State regulators withdrew a proposed rule change for utilities that use third-party subscriptions rather than onsite software.
Illinois regulators have withdrawn for now a proposed rule change that would let utilities earn a rate of return for cloud-based software subscriptions.
The Illinois Commerce Commission faced an early July deadline to implement the rule. On June 26 it voted instead to retract and resubmit the proposal later to allow more time to address questions about how it could affect customers.
Supporters of the proposed rule said they’re still hopeful regulators will eventually adopt the change, which they think will help utilities keep pace with the technological changes needed to manage an increasingly complex electric system.
Cloud-based software is usually provided as a subscription service from an outside developer. Since the software comes from a third party, it is often more easily updated and can save utilities time and money compared to onsite software.
However, traditional accounting rules usually require utilities to count cloud-based software as an operating expense. This means they can’t earn a rate of return on the investment like they can with traditional software, which they can invest in as a capital expense. The rule proposed in Illinois would have allowed ComEd and Ameren, along with the state’s other regulated utilities, to account for cloud software like they would onsite software, giving them the opportunity to earn money from investments.
The Illinois General Assembly’s Joint Committee on Administrative Rules in June raised an objection to the proposal, requesting more information from the commission on how it could affect customers. But by state law, the rule, introduced in 2018, would have had to go into effect by early July of this year. Given the tight deadline, the commission voted on June 26 to withdraw the proposal and resubmit the rule later to allow time to address the committee’s objection.
The joint committee “recommended that the [Illinois Commerce Commission] resubmit the rule after some additional review. We’re hopeful that ICC will do so,” Danny Waggoner, a director at Advanced Energy Economy, an energy industry association, wrote in an email.
Illinois’ clean energy goals will require utilities to process huge data sets from renewables, storage and efficiency programs, he said. “This task can far more efficiently and effectively be accomplished through leveraging the scale and cost of cloud computing rather than utilities investing in their own vast data centers and developing the internal expertise to provide these functions.”
Ultimately the final rule will need to balance the benefits and costs of software investments so that utilities can choose whichever solution, cloud-based or onsite, is best to serve customers, said David Kolata, executive director of the Citizens Utility Board.

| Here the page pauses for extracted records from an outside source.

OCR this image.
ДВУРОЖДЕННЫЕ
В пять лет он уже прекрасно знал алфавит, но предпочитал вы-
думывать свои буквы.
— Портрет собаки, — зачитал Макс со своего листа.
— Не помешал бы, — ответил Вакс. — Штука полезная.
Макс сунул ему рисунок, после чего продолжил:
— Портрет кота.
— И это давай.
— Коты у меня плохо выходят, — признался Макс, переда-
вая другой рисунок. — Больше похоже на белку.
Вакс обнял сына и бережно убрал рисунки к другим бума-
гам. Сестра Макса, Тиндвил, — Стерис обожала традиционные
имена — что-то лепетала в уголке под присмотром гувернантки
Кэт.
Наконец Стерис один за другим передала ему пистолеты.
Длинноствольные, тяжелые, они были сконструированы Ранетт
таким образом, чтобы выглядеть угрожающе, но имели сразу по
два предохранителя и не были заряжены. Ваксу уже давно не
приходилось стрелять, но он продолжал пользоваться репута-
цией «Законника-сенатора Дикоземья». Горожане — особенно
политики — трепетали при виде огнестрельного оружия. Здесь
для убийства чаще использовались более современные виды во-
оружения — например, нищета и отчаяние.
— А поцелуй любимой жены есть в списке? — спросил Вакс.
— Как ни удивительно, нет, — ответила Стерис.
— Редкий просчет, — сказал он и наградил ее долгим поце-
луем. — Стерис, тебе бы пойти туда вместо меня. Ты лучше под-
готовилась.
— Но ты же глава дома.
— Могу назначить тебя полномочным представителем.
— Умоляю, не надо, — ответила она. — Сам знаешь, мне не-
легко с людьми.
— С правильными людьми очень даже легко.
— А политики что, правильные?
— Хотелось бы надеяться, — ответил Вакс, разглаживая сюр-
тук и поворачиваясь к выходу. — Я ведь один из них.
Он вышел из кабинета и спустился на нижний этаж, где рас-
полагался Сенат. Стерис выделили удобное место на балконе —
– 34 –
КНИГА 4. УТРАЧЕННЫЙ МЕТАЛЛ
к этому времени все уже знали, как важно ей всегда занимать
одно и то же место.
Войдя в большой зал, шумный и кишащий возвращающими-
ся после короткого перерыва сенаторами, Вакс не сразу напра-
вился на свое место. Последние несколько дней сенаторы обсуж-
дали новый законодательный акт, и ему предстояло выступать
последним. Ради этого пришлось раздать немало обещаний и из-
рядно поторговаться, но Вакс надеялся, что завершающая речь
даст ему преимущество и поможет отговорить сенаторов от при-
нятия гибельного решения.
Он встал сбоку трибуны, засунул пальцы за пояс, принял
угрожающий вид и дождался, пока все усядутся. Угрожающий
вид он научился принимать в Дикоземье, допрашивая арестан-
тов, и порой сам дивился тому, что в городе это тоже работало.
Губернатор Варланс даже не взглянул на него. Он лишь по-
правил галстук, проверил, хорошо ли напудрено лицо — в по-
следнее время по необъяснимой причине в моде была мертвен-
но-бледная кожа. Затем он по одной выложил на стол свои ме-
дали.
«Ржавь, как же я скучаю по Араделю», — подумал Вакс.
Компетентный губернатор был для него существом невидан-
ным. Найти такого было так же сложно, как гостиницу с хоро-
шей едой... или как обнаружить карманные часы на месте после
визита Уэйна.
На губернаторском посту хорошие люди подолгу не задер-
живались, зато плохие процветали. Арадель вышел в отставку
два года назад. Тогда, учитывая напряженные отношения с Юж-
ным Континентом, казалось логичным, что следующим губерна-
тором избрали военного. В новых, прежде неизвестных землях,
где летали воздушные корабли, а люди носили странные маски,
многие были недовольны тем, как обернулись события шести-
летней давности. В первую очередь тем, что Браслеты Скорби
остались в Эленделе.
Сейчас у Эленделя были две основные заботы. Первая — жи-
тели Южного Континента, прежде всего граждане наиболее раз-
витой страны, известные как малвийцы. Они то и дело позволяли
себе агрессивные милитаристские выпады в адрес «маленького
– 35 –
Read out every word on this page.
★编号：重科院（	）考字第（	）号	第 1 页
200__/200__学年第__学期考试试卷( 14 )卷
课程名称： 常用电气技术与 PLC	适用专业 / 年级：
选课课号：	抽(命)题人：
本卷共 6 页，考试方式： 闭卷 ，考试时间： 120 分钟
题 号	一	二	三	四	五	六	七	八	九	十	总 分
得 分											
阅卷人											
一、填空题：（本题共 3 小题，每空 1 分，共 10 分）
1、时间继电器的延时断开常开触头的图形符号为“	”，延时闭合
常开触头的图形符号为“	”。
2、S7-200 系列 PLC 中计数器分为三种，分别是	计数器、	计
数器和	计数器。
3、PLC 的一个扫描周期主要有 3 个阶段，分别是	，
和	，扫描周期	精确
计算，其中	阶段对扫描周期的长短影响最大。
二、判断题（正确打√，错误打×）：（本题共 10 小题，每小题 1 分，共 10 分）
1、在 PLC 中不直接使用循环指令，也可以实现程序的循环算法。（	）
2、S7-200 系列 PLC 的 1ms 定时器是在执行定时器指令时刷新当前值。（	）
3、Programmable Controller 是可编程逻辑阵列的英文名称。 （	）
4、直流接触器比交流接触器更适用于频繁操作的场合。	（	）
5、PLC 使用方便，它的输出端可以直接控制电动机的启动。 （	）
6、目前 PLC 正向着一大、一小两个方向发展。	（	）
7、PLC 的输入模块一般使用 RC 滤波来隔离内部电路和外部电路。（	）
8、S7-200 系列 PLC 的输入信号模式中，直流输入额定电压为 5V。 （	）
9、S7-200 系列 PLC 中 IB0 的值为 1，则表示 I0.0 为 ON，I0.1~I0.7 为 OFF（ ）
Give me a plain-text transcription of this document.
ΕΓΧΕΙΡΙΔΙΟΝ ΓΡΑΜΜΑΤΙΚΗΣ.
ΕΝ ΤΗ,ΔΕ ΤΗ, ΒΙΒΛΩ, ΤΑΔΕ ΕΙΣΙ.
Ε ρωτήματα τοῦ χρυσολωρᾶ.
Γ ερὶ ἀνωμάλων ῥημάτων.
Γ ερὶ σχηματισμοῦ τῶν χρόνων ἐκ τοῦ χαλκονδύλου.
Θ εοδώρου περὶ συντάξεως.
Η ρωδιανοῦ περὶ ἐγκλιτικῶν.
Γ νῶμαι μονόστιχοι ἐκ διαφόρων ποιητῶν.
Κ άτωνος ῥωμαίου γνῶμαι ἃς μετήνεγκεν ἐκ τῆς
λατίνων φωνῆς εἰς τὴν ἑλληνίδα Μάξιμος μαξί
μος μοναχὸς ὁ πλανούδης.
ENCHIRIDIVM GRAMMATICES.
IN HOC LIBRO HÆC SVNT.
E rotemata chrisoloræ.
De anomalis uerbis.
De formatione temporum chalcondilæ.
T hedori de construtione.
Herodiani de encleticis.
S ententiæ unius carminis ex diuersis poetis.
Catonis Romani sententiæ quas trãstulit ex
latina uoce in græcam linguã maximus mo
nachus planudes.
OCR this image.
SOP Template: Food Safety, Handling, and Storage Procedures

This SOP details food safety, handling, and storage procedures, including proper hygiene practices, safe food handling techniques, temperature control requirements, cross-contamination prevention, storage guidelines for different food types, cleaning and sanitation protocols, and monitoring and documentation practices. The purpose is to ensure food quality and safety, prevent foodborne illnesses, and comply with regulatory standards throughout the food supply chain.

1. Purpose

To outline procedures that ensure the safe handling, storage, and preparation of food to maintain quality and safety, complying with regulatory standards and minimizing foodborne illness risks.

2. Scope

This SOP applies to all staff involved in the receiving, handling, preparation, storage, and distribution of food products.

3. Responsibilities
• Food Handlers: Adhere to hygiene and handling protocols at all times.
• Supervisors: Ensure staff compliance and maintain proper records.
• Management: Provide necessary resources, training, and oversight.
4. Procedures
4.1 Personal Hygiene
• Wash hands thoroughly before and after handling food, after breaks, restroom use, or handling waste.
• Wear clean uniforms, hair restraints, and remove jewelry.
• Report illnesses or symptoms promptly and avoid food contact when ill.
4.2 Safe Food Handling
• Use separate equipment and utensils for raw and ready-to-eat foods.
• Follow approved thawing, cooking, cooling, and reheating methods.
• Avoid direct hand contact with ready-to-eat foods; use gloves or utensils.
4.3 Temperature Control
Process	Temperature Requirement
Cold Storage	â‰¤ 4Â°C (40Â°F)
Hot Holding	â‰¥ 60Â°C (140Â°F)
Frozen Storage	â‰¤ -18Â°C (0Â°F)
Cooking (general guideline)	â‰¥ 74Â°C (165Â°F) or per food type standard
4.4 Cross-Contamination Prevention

“We thought that the rule was in the realm of reason,” Kolata said. “But it’s certainly the kind of thing to get right.”
Cloud computing will be increasingly important for managing distributed energy resources, he said. This issue won’t go away, so the commission isn’t bound to a specific deadline, but, he said, “I think it would behoove the state to lay out the ground rules sooner rather than later.”
The Illinois attorney general’s office objected to the rule throughout the discussion process, arguing that there’s no clear disadvantage for cloud software in current accounting rules. “We support the effort by utility companies to use cost-effective, modern cloud computing options, and we do not think that the ICC’s decision to withdraw the proposed rule will slow the adoption of these technologies,” Tori Joseph, a spokesperson for the attorney general’s office, wrote in an email. “Companies are already using cloud computing options and will continue to do so because they are more effective and economical than other options.”
Both of Illinois’ regulated electric utilities supported the rule. A ComEd spokesperson wrote in a statement that the proposed rules for cloud computing will be key to the company’s continuing innovation.
“It’s important that the Commission takes the time needed to solicit and fully consider stakeholder input on this matter,” the spokesperson said. “We look forward to seeing the rulemaking reinitiated.”